ECLI:NL:RBMNE:2021:5783
Rechtbank Midden-Nederland
- Eerste aanleg - enkelvoudig
- Rechtspraak.nl
Niet-ontvankelijk verklaring van beroep wegens ontbreken beroepsgronden
In deze zaak heeft eiser, vertegenwoordigd door mr. J.S.W. Boorsma, op 13 oktober 2020 pro forma beroep ingesteld tegen een beslissing op bezwaar van de burgemeester van de gemeente Utrecht, gedateerd 2 september 2020. De rechtbank heeft de behandeling van het beroep, dat oorspronkelijk op 12 januari 2021 op zitting zou worden behandeld, aangehouden. Partijen hebben geen bezwaar gemaakt tegen een uitspraak zonder zitting, wat de rechtbank de mogelijkheid gaf om zonder verdere behandeling te oordelen.
De rechtbank heeft eiser verzocht om binnen vier weken de gronden van het beroep te vermelden, zoals vereist volgens artikel 6:5 van de Algemene wet bestuursrecht (Awb). Eiser heeft echter geen beroepsgronden ingediend. Na een herinnering van de rechtbank op 8 januari 2021, waarin eiser opnieuw werd gewezen op het ontbreken van deze gronden, heeft eiser niet gereageerd. Hierdoor heeft de rechtbank geconcludeerd dat het beroep niet-ontvankelijk is, omdat eiser niet heeft voldaan aan de wettelijke vereisten.
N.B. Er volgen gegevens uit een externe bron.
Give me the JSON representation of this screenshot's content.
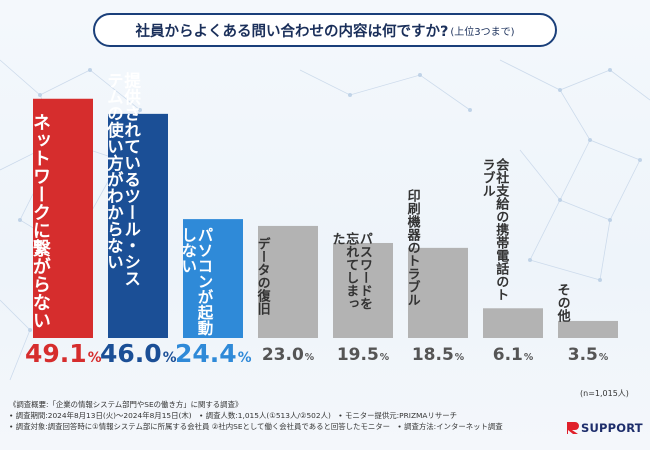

De rechtbank heeft in haar beslissing ook aangegeven dat er geen aanleiding is voor een proceskostenveroordeling. De uitspraak is gedaan door mr. J.J. Catsburg, rechter, en is openbaar gemaakt op 25 november 2021. Tegen deze uitspraak staat binnen zes weken hoger beroep open bij de Afdeling bestuursrechtspraak van de Raad van State.